Friday, September 16, 2022 / 20 Elul 5782

Shalom Chaverim,

This is a very important time of year for Jewish communities everywhere, and for our community as well. Many of you have already renewed your Temple Sinai membership for the new year. Some of you are becoming members again after a hiatus from the synagogue. And we are welcoming a few new members to our community as well.

Welcome and welcome back to you all!

Unlike the expression for greeting someone in English – “welcome” – to which the new arrival responds, “thank you”, the expression in Hebrew is quite different. It implies a sense of mutuality.

You say “bruchim habaim” to the newcomers: “blessed are they that arrive.” The newcomer responds with “bruchim hanimtzaim” which means “blessed be those who are present.”

Thus, a ‘welcome’ becomes a blessing that extends to everyone.

The bruchim habaim greeting is also powerfully optimistic:

Blessed are habaim – whomever or whatever is coming our way. 

The newcomer’s response is a reminder to focus on what’s at hand, the hanimtazim, those already present: Blessed are they whom I encounter now, whomever they may be. 

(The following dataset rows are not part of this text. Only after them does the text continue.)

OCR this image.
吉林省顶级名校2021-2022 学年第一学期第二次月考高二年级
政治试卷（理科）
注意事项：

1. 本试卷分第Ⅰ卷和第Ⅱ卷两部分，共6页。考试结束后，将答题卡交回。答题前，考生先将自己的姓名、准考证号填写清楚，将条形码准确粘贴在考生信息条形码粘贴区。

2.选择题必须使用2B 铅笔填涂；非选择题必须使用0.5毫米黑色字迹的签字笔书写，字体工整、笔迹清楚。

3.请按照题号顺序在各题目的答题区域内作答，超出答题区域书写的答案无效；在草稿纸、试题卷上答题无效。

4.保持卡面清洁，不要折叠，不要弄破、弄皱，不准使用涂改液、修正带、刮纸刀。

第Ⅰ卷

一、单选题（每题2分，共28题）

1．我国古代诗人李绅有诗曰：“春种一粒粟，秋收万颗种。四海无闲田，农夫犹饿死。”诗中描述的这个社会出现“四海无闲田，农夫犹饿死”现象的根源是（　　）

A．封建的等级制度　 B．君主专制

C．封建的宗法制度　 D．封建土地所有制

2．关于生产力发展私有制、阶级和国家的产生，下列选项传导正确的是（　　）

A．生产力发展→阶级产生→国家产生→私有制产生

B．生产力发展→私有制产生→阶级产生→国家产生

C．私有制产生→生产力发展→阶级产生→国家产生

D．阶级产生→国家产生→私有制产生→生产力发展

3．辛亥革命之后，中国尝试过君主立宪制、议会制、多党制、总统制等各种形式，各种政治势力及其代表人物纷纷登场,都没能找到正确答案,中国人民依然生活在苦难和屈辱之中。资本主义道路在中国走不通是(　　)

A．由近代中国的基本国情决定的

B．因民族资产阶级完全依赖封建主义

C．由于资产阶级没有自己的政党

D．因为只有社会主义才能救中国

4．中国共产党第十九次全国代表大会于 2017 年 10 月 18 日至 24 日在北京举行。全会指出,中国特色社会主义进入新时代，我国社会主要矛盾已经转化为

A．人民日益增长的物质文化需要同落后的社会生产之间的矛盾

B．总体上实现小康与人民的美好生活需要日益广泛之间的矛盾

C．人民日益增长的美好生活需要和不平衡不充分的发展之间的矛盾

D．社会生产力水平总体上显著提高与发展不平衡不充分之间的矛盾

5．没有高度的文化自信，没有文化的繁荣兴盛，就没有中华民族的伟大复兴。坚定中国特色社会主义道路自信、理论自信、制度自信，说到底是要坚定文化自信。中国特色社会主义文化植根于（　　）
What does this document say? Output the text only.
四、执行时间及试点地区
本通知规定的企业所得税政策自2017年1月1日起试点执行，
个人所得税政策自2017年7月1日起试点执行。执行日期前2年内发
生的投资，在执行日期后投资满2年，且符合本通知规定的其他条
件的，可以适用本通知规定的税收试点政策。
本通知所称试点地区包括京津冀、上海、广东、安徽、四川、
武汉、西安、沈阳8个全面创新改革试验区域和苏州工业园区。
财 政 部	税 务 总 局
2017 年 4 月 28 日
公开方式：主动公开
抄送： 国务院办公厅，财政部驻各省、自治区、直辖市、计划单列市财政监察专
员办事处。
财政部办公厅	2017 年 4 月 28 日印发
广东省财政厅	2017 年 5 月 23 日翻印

The most important aspect of the greeting bruchim habaim/bruchim hanimtzaim entails the idea of community:

Baruch haba” – welcome to the newcomer – is wholly incomplete without context. Welcome is pointless without someone or something to welcome you to. Thus, “Hanimtzaim” is that existing community which is open, inclusive, and embraces the new. It’s like putting your arms out for a hug….and then getting a hug back. You need both the initiative and the response for it to be a real hug.

This week’s Torah portion, Ki Tavo, speaks about greetings as blessings…or curses. 

As Am Yisrael, the People of Israel wait to cross the Jordan and enter the land of Israel, Moses commands them that, when they do arrive, the first thing they should do is erect a pillar to remind them of the words of the Torah. 

The 12 tribes were then to be divided into two groups, one to stand on Mount Gerezim, and one to stand on Mount Ebal.Between them would stand the Levites pronouncing the curses that would befall the people should they stray from the Torah, and all those on Mount Ebal would answer amen. Then the Levites would sing the blessings that would accompany allegiance to the principles of Torah, and all those on Mount Gerezim would answer amen. This was their greeting for arriving in the Land of Israel.

You can imagine the drama as the “amen” to blessings or curses echoed across the valley.

It makes me think about our own self-reflection as we prepare spiritually for the New Year and upcoming holidays: the great mix of anxious concern and yet nervous excitement: Any beginning can be either a blessing or a curse. 

Baruch haba—we don’t know what’s coming, but may it be for blessing; Baruch hanimtza, we may not even know ourselves what we are capable of, but may it be for blessing.

Really, it’s a choice, and the choice is in our own hands. Baruch haba -may we choose blessing and not a curse; and Baruch hanimtza – may we continue to look at what we have until we find that part of it which is good, that part which is for blessing.

This is a season of bruchim habaim, welcome to new arrivals, the new year, new experiences as the New Year begins…

…and it is a season of bruchim hanimtzaim, welcoming back those who are a part of our lives and recognizing the blessings of what we have already, while examining our deeds in preparation for the High Holidays.

This season is our opportunity to take even the things that are ‘curses’ – the aspects of ourselves we aren’t too proud of, the mistakes we’ve all made – and to turn even these in the direction of blessing during the coming year.

Bruchim Habaim: Welcome and welcome back! Blessed be your involvement in this community!

Bruchim HaNimtzaim: Blessed be you for welcoming us, blessed be the souls we meet and the time we share together

Bruchim Habaim v’HaNimtzaim: Blessed be all of you dedicated to making Temple Sinai a community of Torah, caring, support, Tikkun HaOlam, a center of Jewish culture and enrichment—a kehilat kodesh, a holy community.